In response to the vernier scan analysis write-up, Carl raised the question of how flat the backgrounds in the vernier scans are.  Due to a lack of statistics, it's hard to look at the background levels as a function of time or of the beam position.  If we assume that any non-flat background will only depend on the magnitude of the beam displacement, though, we can sum all four stages of the vernier scan into a single plot:

Figure 1.  A typical vernier scan plot with fit function shown.  In the following, we sum together the four distinct peaks.

The plots that follow show the integrated abort gap yield (summing both gaps together) as a function of step, where step 0 is the sum of bins 0,7,15, and 22, and the following steps are 1+8+16+23 etc.  The black line is the best-fit constant, the red dotted line is the background rate from the fit multiplied by 4 windows*30 seconds/window, then scaled to the number of bunches in the abort gap:

red=R_back*4*30*10/110

The assumption of 110 filled bins and an abort gap width of 10 is not exact, but is only off by ~few.
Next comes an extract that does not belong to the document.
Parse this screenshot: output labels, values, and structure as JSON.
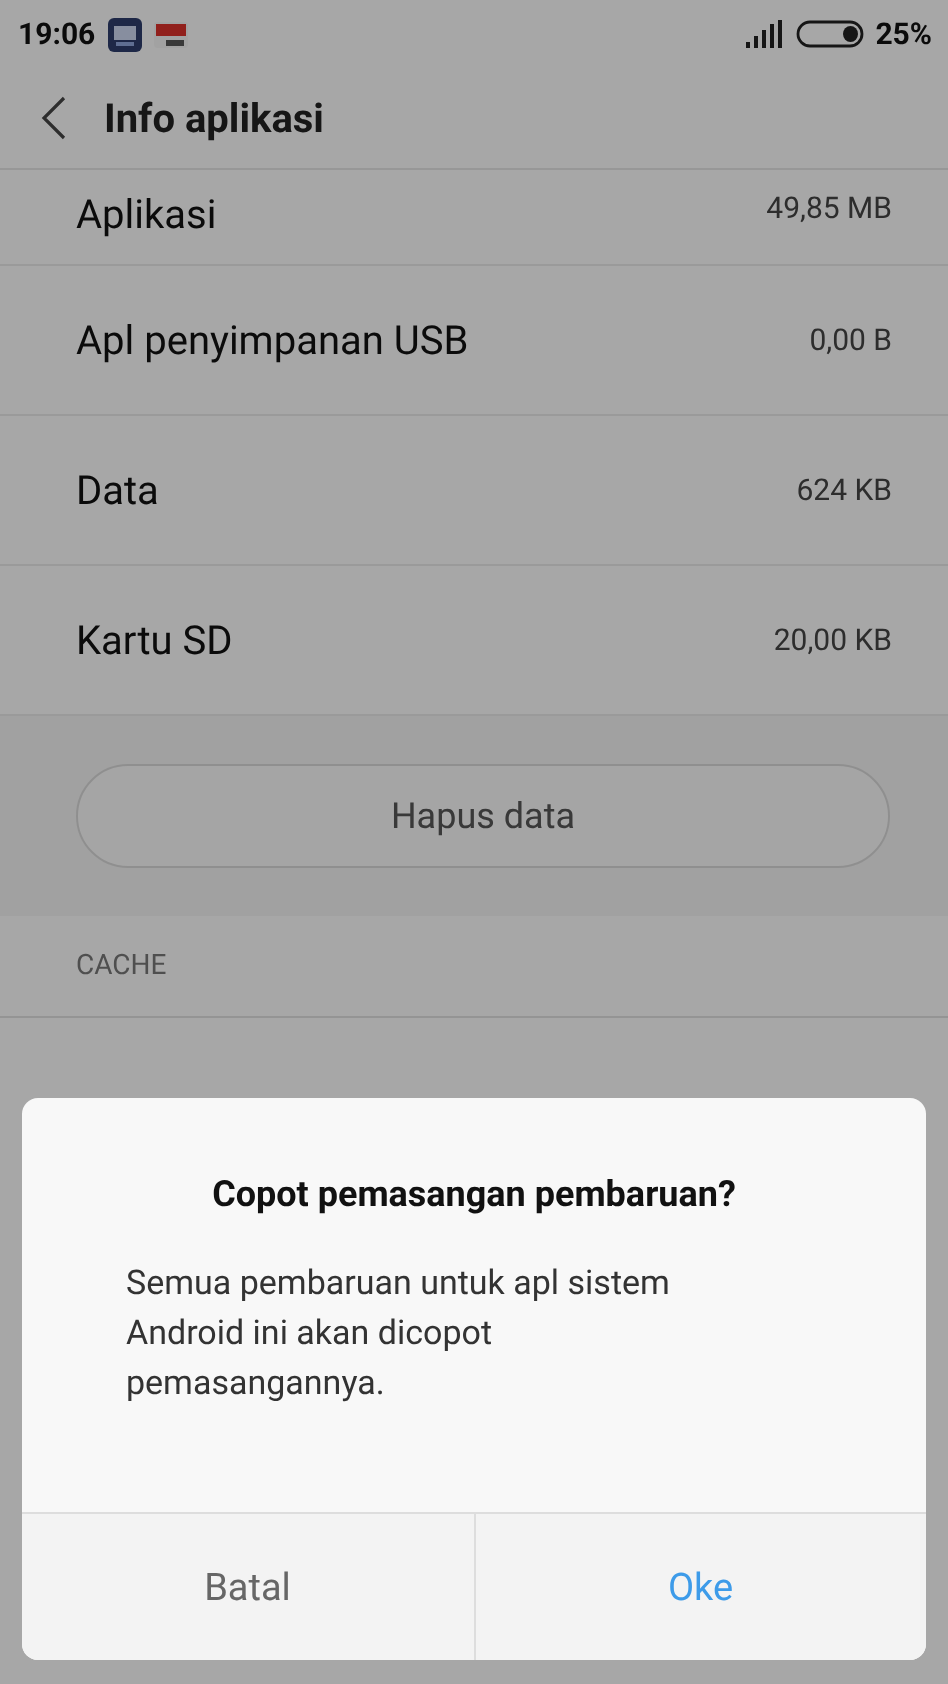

Figure 2.  The total number of abort gap rates summed over all four sweeps of the vernier scan in run 10097097.  bin zero is the peak of each sweep, bin one the first step away from the peak, etc.  The dotted red line is unfortunately offset.  It should be at 1.918Hz *4*30 *10/110=21.

Figure 3.  The total number of abort gap rates summed over all four sweeps of the vernier scan in run 10103044, as in Figure 2 above.  The dotted red line follows the same prescription, and is once more offset.  It should be at .79*4*30*10/110=8.6.

Both these distributions are consistent with the assumption of a flat background.  It seems reasonable to continue to use the current model, and to characterize the uncertainty by varying the background value ~25%.